The media’s role in establishing a common factual basis has thus increasingly gone by the wayside – and, with it, the strategy of appealing to the median voter.

As the US media embraced increasingly biased, targeted strategies, deep polarisation became all but inevitable. This, together with US politicians’ new incentives to appeal to the ideological extremes, has torn at the fabric of American society, fuelling instability and conflict, hampering leaders’ ability to address urgent challenges, and undermining America’s position of global leadership.

China has largely avoided this pitfall of modern technology, though not without cost and criticism, by controlling extreme online speech and limiting populist attacks on mainstream values. But it has not avoided America’s media-fuelled ire.
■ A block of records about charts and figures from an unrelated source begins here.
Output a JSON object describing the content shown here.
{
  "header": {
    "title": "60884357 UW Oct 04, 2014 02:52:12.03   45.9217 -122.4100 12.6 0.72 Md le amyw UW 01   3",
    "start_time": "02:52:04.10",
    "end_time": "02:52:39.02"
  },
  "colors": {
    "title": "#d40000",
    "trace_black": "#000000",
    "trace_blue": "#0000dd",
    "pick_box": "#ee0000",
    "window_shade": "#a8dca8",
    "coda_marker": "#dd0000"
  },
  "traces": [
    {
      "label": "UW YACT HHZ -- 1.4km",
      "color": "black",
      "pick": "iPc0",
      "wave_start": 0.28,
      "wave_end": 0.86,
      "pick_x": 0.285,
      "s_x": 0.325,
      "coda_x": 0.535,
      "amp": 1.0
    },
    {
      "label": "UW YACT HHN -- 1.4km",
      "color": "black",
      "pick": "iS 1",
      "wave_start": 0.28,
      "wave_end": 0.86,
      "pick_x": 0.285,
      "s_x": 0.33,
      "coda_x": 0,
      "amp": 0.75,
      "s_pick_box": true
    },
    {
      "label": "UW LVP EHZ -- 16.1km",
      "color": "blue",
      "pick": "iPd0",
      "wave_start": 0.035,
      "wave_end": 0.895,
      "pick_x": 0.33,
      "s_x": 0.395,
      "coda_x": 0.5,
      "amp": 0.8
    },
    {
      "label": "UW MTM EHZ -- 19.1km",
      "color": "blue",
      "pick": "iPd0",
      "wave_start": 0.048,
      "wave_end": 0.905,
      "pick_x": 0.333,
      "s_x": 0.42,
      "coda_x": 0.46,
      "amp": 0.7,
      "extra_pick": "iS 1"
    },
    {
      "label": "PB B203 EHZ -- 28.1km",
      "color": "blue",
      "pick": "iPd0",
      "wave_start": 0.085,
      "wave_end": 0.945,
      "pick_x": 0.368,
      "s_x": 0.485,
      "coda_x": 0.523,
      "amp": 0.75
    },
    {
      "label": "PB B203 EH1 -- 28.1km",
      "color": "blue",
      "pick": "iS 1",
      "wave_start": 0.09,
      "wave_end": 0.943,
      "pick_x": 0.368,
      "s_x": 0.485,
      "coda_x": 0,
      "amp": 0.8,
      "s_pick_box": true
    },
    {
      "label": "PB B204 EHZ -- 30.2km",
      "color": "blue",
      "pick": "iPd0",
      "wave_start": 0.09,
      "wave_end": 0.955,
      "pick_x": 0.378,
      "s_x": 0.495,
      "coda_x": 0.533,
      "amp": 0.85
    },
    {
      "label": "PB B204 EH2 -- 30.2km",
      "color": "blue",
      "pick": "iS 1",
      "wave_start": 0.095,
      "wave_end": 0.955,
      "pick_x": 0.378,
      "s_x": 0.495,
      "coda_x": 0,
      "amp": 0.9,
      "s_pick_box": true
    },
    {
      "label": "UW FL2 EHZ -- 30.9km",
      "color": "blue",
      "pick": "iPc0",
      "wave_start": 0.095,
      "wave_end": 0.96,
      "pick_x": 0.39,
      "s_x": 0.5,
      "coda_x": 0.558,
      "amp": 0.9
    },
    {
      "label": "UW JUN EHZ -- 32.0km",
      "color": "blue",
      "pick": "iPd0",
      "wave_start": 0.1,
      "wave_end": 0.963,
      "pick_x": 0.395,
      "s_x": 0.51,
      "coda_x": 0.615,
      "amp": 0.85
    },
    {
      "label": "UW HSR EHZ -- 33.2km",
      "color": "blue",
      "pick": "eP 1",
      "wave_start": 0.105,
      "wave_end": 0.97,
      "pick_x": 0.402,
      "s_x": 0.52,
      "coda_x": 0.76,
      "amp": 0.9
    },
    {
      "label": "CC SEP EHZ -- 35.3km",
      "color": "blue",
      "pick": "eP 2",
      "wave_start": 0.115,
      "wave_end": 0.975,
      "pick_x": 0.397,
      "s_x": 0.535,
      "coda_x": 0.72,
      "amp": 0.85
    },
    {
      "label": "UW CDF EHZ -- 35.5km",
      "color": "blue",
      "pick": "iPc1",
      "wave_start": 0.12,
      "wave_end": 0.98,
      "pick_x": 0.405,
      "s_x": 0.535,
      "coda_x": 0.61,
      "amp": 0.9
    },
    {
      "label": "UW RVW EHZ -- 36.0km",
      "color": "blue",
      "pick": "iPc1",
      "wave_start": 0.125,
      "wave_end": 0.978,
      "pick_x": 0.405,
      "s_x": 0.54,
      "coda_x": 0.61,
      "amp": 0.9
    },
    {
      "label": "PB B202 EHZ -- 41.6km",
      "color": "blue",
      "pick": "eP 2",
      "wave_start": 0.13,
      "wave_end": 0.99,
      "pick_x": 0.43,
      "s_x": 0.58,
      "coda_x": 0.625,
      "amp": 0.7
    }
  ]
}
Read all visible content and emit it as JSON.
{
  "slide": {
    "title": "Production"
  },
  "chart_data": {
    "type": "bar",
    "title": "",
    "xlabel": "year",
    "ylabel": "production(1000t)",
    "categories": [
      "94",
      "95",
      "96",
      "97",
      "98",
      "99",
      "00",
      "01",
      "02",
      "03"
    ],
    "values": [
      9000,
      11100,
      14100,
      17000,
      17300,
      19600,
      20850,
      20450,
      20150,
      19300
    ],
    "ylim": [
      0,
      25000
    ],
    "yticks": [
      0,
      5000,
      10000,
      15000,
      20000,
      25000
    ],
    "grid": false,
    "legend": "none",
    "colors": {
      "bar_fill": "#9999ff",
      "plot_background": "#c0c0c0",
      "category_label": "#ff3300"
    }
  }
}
In a matter of just a few years, the US-China relationship has regressed significantly, and the global free trade system has been pushed to the brink of collapse.

As Kissinger made clear, the difficulty of restoring Sino-American relations should not deter leaders from trying. On the contrary, it demands that both sides make “ever more intensive efforts” to work together. For the US, however, that work must begin at home. The real threat to the US is not from rising China, but from its inability to meet the challenges of modern technology.